This week’s entry on the Scooters on Treadmills project is brought to you by Ashleen Sappal.
What an exciting and pro-active week this has been, I don’t think I can look at an e-scooter the same! We carried out testing on 5 participants and I can definitely say practice makes perfect! Each test was improved and more efficient each time, with different obstacles faced along the way of course.
At first, it was fairly difficult to carry out each step in a sleek manner but after several practices, we were able to carry out the protocol with much more ease. We faced some issues along the way, such as the heart rate monitor occasionally not working, however, we were able to track the participants heart rate via the treadmill software, therefore, this error did not interfere with the process. We carried out 3 main protocols:
Familiarization: The participant practices using the e-scooter on the treadmill to gain familiarity of the procedure.
E-scooter and treadmill: Measurements of gas analysis and heart rate of the participant are taken during this procedure.
Walking on the treadmill: Measurement of gas analysis and heart rate are taken during this procedure to compare to when using an e-scooter.
After practising several times, I was able to write up a timeline of each step, which was useful to refer to for clarification when carrying out the protocol. At first, the thought of using the Metalyser software gave me the same feeling as being on a roller-coaster; scary and daunting! However, after several practices, I actually looked forward to using this software. Sam and Katrina were very patient and always there to answer any questions we had, no matter how many times we asked the same question! The various aspects of Metalyser, such as oxygen consumption, gave me an insight into how this can vary when using an e-scooter, in comparison to walking, which is something that is highly important and practical within real-life scenarios.
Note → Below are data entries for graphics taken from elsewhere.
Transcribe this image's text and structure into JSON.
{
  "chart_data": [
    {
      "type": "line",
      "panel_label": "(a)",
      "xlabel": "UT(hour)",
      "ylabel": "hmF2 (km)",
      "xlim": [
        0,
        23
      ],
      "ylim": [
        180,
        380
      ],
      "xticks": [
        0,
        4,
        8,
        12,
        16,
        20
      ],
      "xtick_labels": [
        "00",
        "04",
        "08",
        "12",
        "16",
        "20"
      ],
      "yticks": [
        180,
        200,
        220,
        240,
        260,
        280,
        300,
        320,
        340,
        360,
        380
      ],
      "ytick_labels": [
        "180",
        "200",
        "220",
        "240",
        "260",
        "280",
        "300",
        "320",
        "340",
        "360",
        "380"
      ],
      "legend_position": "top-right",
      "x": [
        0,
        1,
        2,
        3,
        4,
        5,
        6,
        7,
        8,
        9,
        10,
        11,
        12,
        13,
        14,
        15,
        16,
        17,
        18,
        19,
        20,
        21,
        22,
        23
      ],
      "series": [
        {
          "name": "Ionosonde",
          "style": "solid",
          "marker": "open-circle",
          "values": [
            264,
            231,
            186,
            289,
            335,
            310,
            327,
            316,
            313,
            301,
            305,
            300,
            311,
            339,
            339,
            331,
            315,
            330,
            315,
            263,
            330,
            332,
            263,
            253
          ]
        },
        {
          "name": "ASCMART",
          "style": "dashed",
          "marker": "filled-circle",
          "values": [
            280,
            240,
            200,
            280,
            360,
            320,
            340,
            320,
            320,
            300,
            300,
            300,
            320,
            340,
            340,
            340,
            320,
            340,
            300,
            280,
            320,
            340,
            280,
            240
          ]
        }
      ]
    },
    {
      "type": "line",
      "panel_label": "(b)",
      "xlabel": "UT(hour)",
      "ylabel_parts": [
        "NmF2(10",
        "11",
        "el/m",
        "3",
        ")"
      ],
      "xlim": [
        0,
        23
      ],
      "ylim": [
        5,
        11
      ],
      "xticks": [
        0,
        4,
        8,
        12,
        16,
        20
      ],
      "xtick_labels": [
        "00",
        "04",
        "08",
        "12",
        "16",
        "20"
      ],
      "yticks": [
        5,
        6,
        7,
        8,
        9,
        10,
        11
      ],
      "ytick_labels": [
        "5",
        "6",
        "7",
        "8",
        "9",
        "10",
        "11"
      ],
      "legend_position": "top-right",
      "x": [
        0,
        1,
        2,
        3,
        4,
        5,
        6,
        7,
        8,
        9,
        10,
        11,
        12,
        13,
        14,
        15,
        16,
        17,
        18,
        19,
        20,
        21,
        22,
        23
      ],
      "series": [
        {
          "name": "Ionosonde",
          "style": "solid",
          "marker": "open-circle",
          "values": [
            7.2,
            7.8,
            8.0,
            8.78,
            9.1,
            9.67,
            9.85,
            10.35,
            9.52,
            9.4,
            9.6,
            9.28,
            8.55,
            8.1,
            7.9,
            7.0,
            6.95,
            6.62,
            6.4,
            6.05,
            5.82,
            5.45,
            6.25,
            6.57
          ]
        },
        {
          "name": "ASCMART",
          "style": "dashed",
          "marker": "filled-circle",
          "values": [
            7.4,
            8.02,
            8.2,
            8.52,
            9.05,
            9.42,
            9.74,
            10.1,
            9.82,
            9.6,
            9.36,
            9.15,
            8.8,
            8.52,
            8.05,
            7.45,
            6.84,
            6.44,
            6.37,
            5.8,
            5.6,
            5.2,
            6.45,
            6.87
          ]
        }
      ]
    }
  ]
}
A series of questionnaires regarding, for example the participants emotions are filled out, although one survey we forgot to give the participant, which we remembered shortly after. However, this did waste some time and so this mistake was noted and avoided the next time. This made me realise that I was focusing so hard on remembering the unfamiliar steps of the protocol, such as using each software and machinery, in comparison to the small familiar steps, such as making sure all the surveys were given and in the correct order. Therefore, this mistake was noted and avoided for future testing.
I sent out an email to anyone who would be interested in participating and created a spreadsheet to collect data on names and availability. This allowed us to visualise how many participants were interested and how to organise the week for each individual’s availability. This definitely taught me how to be pushy, but not too pushy, in order to persuade people to participate! Additionally, a spreadsheet of randomisation was created to group each individual into one of two groups, one being carrying out e-scooter activity first and the second being carrying out walking on the treadmill first. This randomisation eliminated accidental and selection bias, allowing for increased reliability and validity of the results. Each test went smoothly with very few errors; however, the participants were very co-operative, which thoroughly helped!
Our third participant was slightly nervous, which reminded me of my first experience on the e-scooter and treadmill. This showed us that each participant is going to be different, requiring more time in different steps of the protocol, such as spending more time on e-scooter familiarisation, which allowed us to be flexible and take a different approach to each individual if required, for example some required one of us to hold the scooter while they were gaining their balance.
We set ourselves a target of trying to complete the protocol in just under 2 hours, and fortunately this was achieved with our final participant, a huge achievement for us! This has been a successful and insightful week, with each day bringing us a new participant and new goals to achieve. Looking forward to week 3!